Adenosine A2a and A2b receptors in cultured fetal chick heart cells. High- and low-affinity coupling to stimulation of myocyte contractility and cAMP accumulation.

Adenosine exerts pronounced biological effects in the heart cell. The role of multiple adenosine receptor subtypes in regulating the heart cell function is not known. Ventricular cells cultured from chick embryos 14 days in ovo were used to study a novel feature of heart cell regulation by the stimulatory adenosine receptors.

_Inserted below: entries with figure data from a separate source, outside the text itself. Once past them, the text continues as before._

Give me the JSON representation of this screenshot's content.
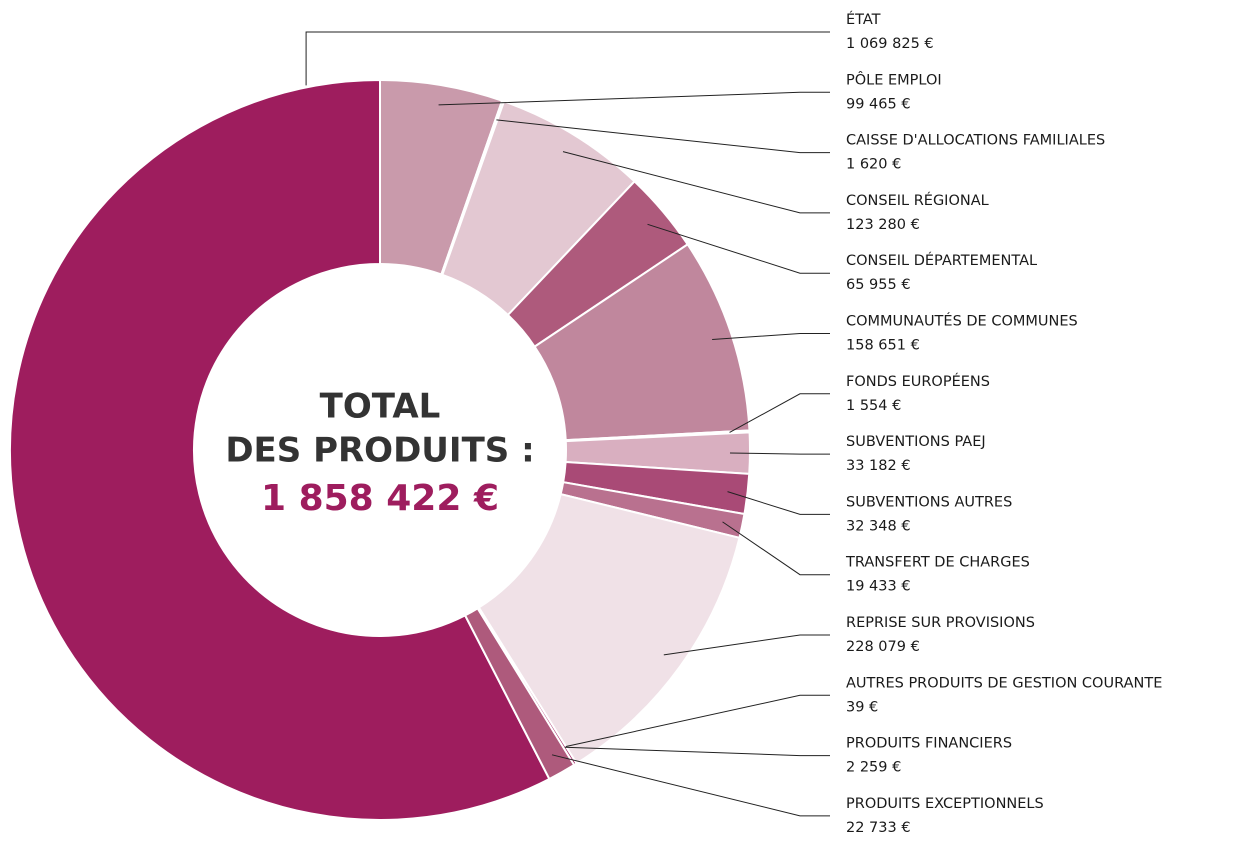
{
  "chart_data": {
    "type": "donut",
    "categories": [
      "ÉTAT",
      "PÔLE EMPLOI",
      "CAISSE D'ALLOCATIONS FAMILIALES",
      "CONSEIL RÉGIONAL",
      "CONSEIL DÉPARTEMENTAL",
      "COMMUNAUTÉS DE COMMUNES",
      "FONDS EUROPÉENS",
      "SUBVENTIONS PAEJ",
      "SUBVENTIONS AUTRES",
      "TRANSFERT DE CHARGES",
      "REPRISE SUR PROVISIONS",
      "AUTRES PRODUITS DE GESTION COURANTE",
      "PRODUITS FINANCIERS",
      "PRODUITS EXCEPTIONNELS"
    ],
    "values": [
      1069825,
      99465,
      1620,
      123280,
      65955,
      158651,
      1554,
      33182,
      32348,
      19433,
      228079,
      39,
      2259,
      22733
    ],
    "value_labels": [
      "1 069 825 €",
      "99 465 €",
      "1 620 €",
      "123 280 €",
      "65 955  €",
      "158 651 €",
      "1 554 €",
      "33 182 €",
      "32 348  €",
      "19 433 €",
      "228 079 €",
      "39 €",
      "2 259 €",
      "22 733 €"
    ],
    "colors": [
      "#9e1d5e",
      "#c99aab",
      "#9e1d5e",
      "#e3c8d2",
      "#ae5a7c",
      "#c0879d",
      "#9e1d5e",
      "#d9afc0",
      "#a94a76",
      "#b9718f",
      "#f0e1e7",
      "#f5eef1",
      "#9e1d5e",
      "#ae5a7c"
    ],
    "center_text": [
      "TOTAL",
      "DES PRODUITS :"
    ],
    "center_total": "1 858 422 €"
  }
}
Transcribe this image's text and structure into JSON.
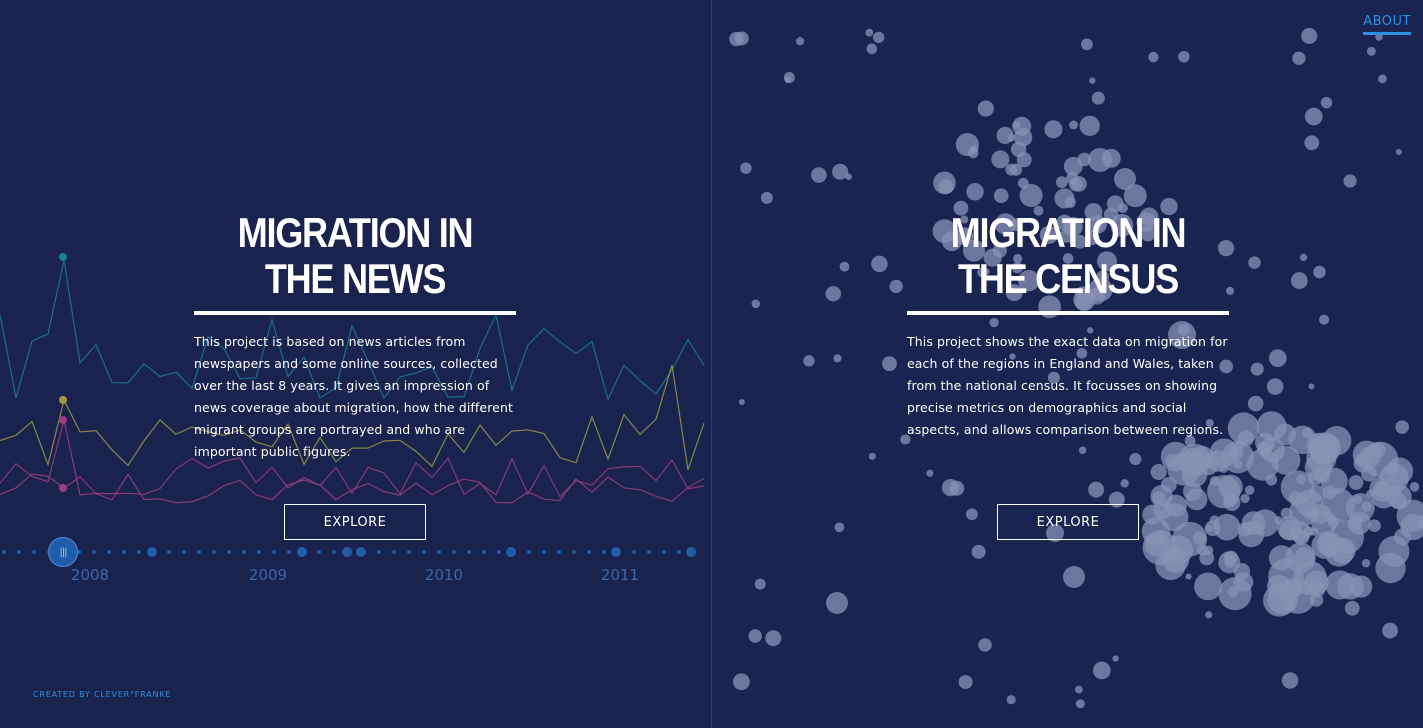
{
  "nav": {
    "about_label": "ABOUT"
  },
  "footer": {
    "credit": "CREATED BY CLEVER°FRANKE"
  },
  "news": {
    "title_line1": "MIGRATION IN",
    "title_line2": "THE NEWS",
    "description": "This project is based on news articles from newspapers and some online sources, collected over the last 8 years. It gives an impression of news coverage about migration, how the different migrant groups are portrayed and who are important public figures.",
    "explore_label": "EXPLORE",
    "timeline": {
      "years": [
        "2008",
        "2009",
        "2010",
        "2011"
      ],
      "handle_glyph": "|||"
    }
  },
  "census": {
    "title_line1": "MIGRATION IN",
    "title_line2": "THE CENSUS",
    "description": "This project shows the exact data on migration for each of the regions in England and Wales, taken from the national census. It focusses on showing precise metrics on demographics and social aspects, and allows comparison between regions.",
    "explore_label": "EXPLORE"
  },
  "colors": {
    "background": "#19234e",
    "accent": "#2f8fe0",
    "line_teal": "#1a7e94",
    "line_gold": "#a19845",
    "line_pink": "#9c3f7e",
    "bubble": "#8a92b5"
  }
}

The inhibitory adenosine A1 receptor pathway was first inactivated by pertussis toxin treatment of the cultures, and the effects of adenosine agonists and antagonists on the heart cell contractile amplitude, measured via an opticovideo motion detection system, and on the modulation of cAMP level were determined. Adenosine and N-ethyladenosine-5'-uronic acid (NECA), capable of activating both the adenosine A2a and A2b receptors, caused a greater increase in the contractile amplitude than did the A2a-selective agonist 2-[4-(2-carboxythyl)phenylethylamino]-5'-N-ethylcarboxamidoa denosine (CGS21680). NECA caused a biphasic increase in cAMP, which became monophasic in the presence of the A2a receptor-selective antagonist 8-(3-chlorostyryl)caffeine, whereas the CGS21680-induced cAMP response was monophasic. Blocking with 8-(3-chlorostyryl)caffeine abolished most of the CGS21680-elicited contractile or cAMP response while attenuating only part of the adenosine- or NECA-stimulated responses. Blocking with the A2b-selective antagonists 1,3-diethyl-8-phenylxanthine or alloxazine caused a more pronounced inhibititon of the contractile or cAMP response by adenosine or NECA than by CGS21680. Affinity of the A2a receptor was 60-fold higher than that of the A2b receptor. These data demonstrate that a functional A2b receptor is expressed on the heart cell and is capable of mediating augmentation of cardiac myocyte contractility and that adenosine A2a and A2b receptors, with greatly different affinity, coexist and are coupled to the same functional responses. Taken together, the data suggest a novel feature of heart cell regulation, where the high-affinity A2a receptor can play an important modulatory role in the presence of a low level of adenosine, whereas the low-affinity A2b receptor becomes functionally important when the adenosine level is high.